Going from riches to rags is almost as stressful as going from rags to riches, and Zhu Da's formerly aristocratic family was ill-prepared to handle the indigent refugee lifestyle. Soon his father, young wife and infant son all succumbed to their reversal in fortune. Devastated, Zhu Da retreated into monkhood, a devotee of Zen Buddhism, and adopted his first and lesser known sobriquet, Chuanqi. Possessed of uncommon energy, the rigors of monastic life did not prevent him from developing a masterful body of poetry and paintings, as well as maturing spiritually into an abbot. His earliest extant folio of fifteen paintings from this stage of his life is on display in Taipei's National Museum.

 

         

 

Perhaps the artistic side of his soul kept Zhu Da open-minded enough to also absorb himself in the tenets of Daoism. And despite the austerity demanded of his faith, admiration for his work soon garnered him a place in Magistrate Hu Yitang's coterie, who reveled in poetry parties. The undisputed star of these high-level salon/soirees, Zhu Da began to grow less secular in his ambitions, and began plumping for an official's post. He was unceremoniously rejected on the basis of his royal Ming lineage.

 

    

 

It may have been the unrelieved specter of Qing oppression, or perhaps the unbearable sensitivity of artistic souls from Van Gogh to Michael Jackson, that led to Zhu Da's subsequent dementia. Famously lapsing into a manic month-long jag of hysterical laughing and sobbing, he set fire to his robe and took to the road, an itinerant painter. For the next three years he answered only to ‘Lu', the word for ‘donkey' but also a derogatory term for all monks. After that, his hand turned to farming when it wasn't painting, and he took his final and most widely recognized name, ‘Bada Shanren', ‘Mountain Man of the Eight Greats'(Great what is still a subject of conjecture).

 

It may be hard for the layman to see the passion and turbulence that characterized Zhu Da's life in his work. Certainly the simplicity of Zen and the nature-reverence of Dao are evident in his minimalist approach. There is more than a hint of mad genius in the way fish swim through empty space, or birds overshadow mountains, forcing the observer to conjure the sea or a cloud-borne perspective. Most interesting to the historically inclined is the prevalence of metaphor as the theme of his paintings. In ‘Two peacocks', one of his most metaphorically obvious, two grotesque peacocks allude to the Qing Dynasty and the plumes that betoken imperial Manchu status.
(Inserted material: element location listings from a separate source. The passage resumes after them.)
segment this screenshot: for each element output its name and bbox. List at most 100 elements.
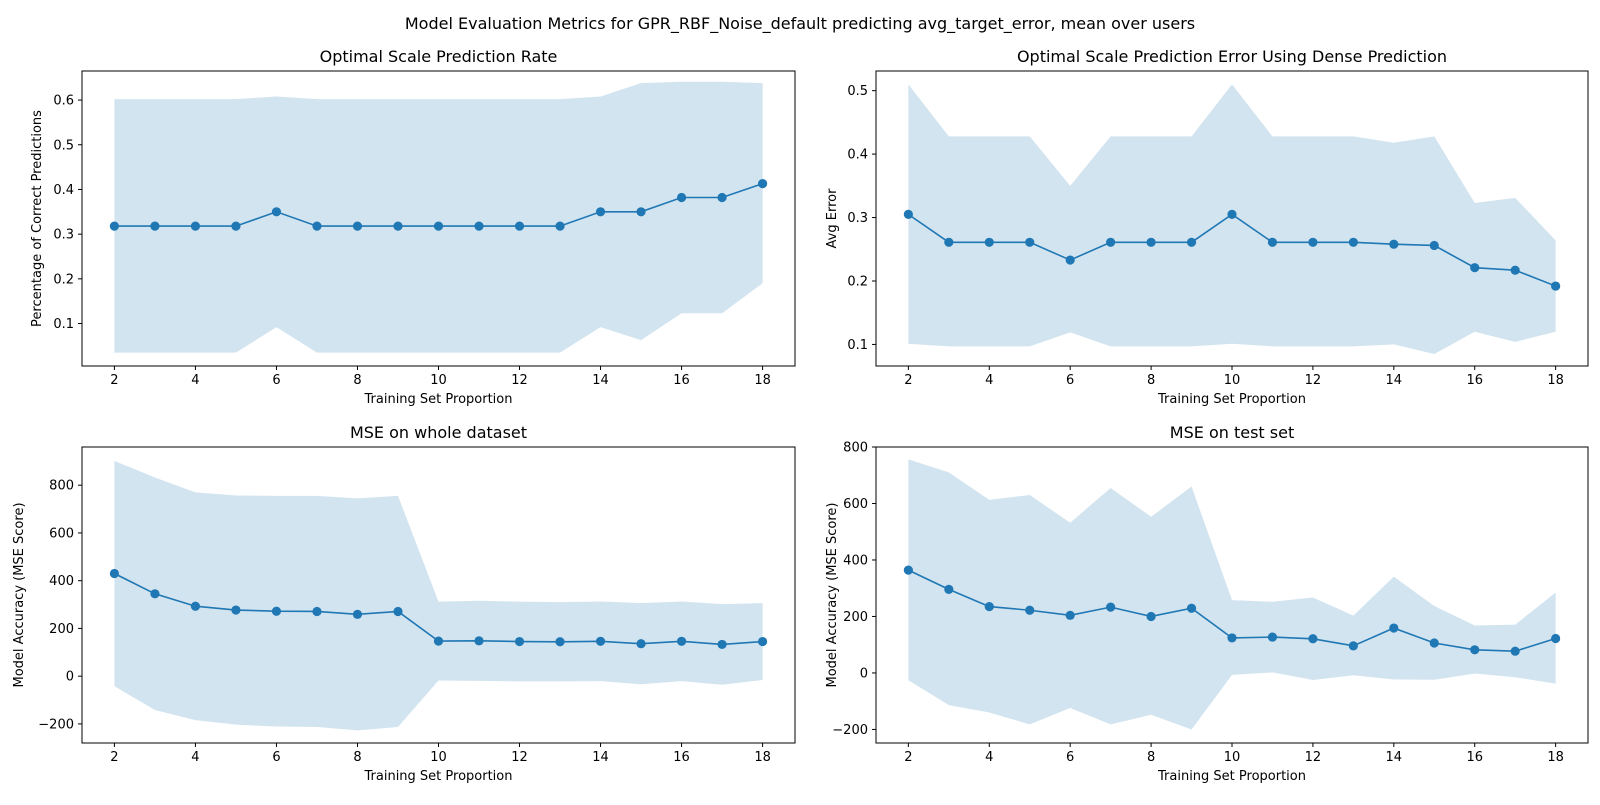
panel-optimal-scale-prediction-rate: Optimal Scale Prediction Rate 2 4 6 8 10 12 14 1…: [30, 47, 796, 407]
y-tick-label: 0.4: [847, 148, 868, 163]
confidence-band: [114, 460, 763, 731]
x-tick-label: 6: [1066, 373, 1074, 388]
y-tick-label: 0: [66, 670, 74, 685]
figure-title: Model Evaluation Metrics for GPR_RBF_Noi…: [405, 14, 1195, 34]
data-point: [1146, 611, 1156, 622]
data-point: [757, 179, 768, 189]
confidence-band: [114, 81, 763, 353]
data-point: [944, 584, 954, 594]
x-tick-label: 2: [904, 750, 912, 765]
data-point: [474, 221, 484, 231]
data-point: [1267, 632, 1278, 642]
panel-optimal-scale-prediction-error: Optimal Scale Prediction Error Using Den…: [825, 47, 1589, 407]
x-tick-label: 16: [673, 750, 690, 765]
data-point: [474, 636, 484, 646]
x-tick-label: 4: [985, 373, 993, 388]
y-tick-label: 800: [843, 441, 868, 456]
data-point: [1389, 623, 1399, 633]
y-axis-label: Percentage of Correct Predictions: [30, 110, 45, 327]
data-point: [1065, 255, 1075, 265]
y-tick-label: 200: [49, 622, 74, 637]
data-point: [1470, 645, 1480, 655]
y-tick-label: 0.6: [53, 94, 74, 109]
y-tick-label: 0.5: [53, 138, 74, 153]
data-point: [1308, 237, 1318, 247]
x-tick-label: 16: [1466, 373, 1483, 388]
data-point: [903, 209, 913, 219]
x-tick-label: 6: [272, 373, 280, 388]
y-tick-label: 0.2: [847, 274, 868, 289]
data-point: [984, 601, 994, 612]
data-point: [1227, 633, 1237, 643]
x-tick-label: 10: [1224, 750, 1241, 765]
panel-title: MSE on whole dataset: [350, 423, 527, 442]
y-tick-label: 600: [843, 497, 868, 512]
y-tick-label: 400: [49, 574, 74, 589]
y-axis-label: Avg Error: [825, 188, 840, 249]
x-tick-label: 10: [430, 750, 447, 765]
data-point: [352, 609, 363, 619]
x-tick-label: 16: [1466, 750, 1483, 765]
data-point: [1389, 239, 1399, 249]
data-point: [393, 606, 403, 617]
x-tick-label: 14: [592, 750, 609, 765]
data-point: [984, 237, 994, 247]
data-point: [555, 221, 565, 231]
x-tick-label: 18: [1547, 750, 1564, 765]
data-point: [271, 207, 282, 217]
x-tick-label: 14: [1386, 373, 1403, 388]
x-tick-label: 6: [272, 750, 280, 765]
y-axis-label: Model Accuracy (MSE Score): [825, 502, 840, 687]
y-tick-label: 0.1: [53, 317, 74, 332]
data-point: [1308, 634, 1318, 644]
x-tick-label: 12: [1305, 373, 1322, 388]
data-point: [312, 606, 322, 617]
x-tick-label: 18: [754, 750, 771, 765]
x-axis-label: Training Set Proportion: [364, 392, 513, 407]
data-point: [1186, 603, 1197, 613]
panel-title: Optimal Scale Prediction Error Using Den…: [1017, 47, 1447, 66]
data-point: [1510, 646, 1520, 656]
data-point: [636, 207, 646, 217]
data-point: [1106, 602, 1116, 612]
data-point: [109, 221, 120, 231]
x-axis-label: Training Set Proportion: [1157, 769, 1306, 784]
x-tick-label: 4: [191, 373, 199, 388]
y-tick-label: 0.4: [53, 183, 74, 198]
x-tick-label: 8: [1147, 373, 1155, 388]
y-tick-label: 400: [843, 553, 868, 568]
x-tick-label: 8: [1147, 750, 1155, 765]
x-tick-label: 2: [110, 373, 118, 388]
x-tick-label: 14: [1386, 750, 1403, 765]
data-point: [595, 207, 606, 217]
data-point: [190, 221, 201, 231]
data-point: [1429, 240, 1439, 251]
x-tick-label: 8: [353, 750, 361, 765]
data-point: [1429, 638, 1439, 648]
x-tick-label: 10: [430, 373, 447, 388]
confidence-band: [908, 84, 1556, 354]
x-tick-label: 12: [1305, 750, 1322, 765]
y-tick-label: −200: [832, 723, 868, 738]
x-tick-label: 2: [110, 750, 118, 765]
x-axis-label: Training Set Proportion: [364, 769, 513, 784]
data-point: [1186, 237, 1197, 247]
y-tick-label: 0.2: [53, 272, 74, 287]
y-axis-label: Model Accuracy (MSE Score): [12, 502, 27, 687]
y-tick-label: 0.3: [847, 211, 868, 226]
data-point: [109, 568, 120, 579]
x-tick-label: 12: [511, 750, 528, 765]
data-point: [903, 565, 913, 575]
y-tick-label: −200: [38, 717, 74, 732]
data-point: [1551, 633, 1561, 644]
data-point: [231, 605, 241, 615]
data-point: [433, 636, 444, 646]
data-point: [312, 221, 322, 231]
x-tick-label: 18: [754, 373, 771, 388]
x-tick-label: 4: [191, 750, 199, 765]
x-tick-label: 2: [904, 373, 912, 388]
x-tick-label: 8: [353, 373, 361, 388]
x-tick-label: 10: [1224, 373, 1241, 388]
x-tick-label: 12: [511, 373, 528, 388]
The barest hint of a rock below them suggests the lack of a foundation for the dynastic fowl, and their eventual fall from power.

 

 

While his political sentiments may have paled in appeal over time, the power of his elemental compositions, and the surgically precise brushstrokes that formed them, influence painters of the classical school to this day. The Eight Eccentrics of Yangzhou were among his earliest disciples, while legends such as Qi Baishi, Xu Beihong, and Wu Changshuo bloomed under the light of his example. Yet to the teeming masses, Zhu Da floats in semi-obscurity, as does his hometown Nanchang.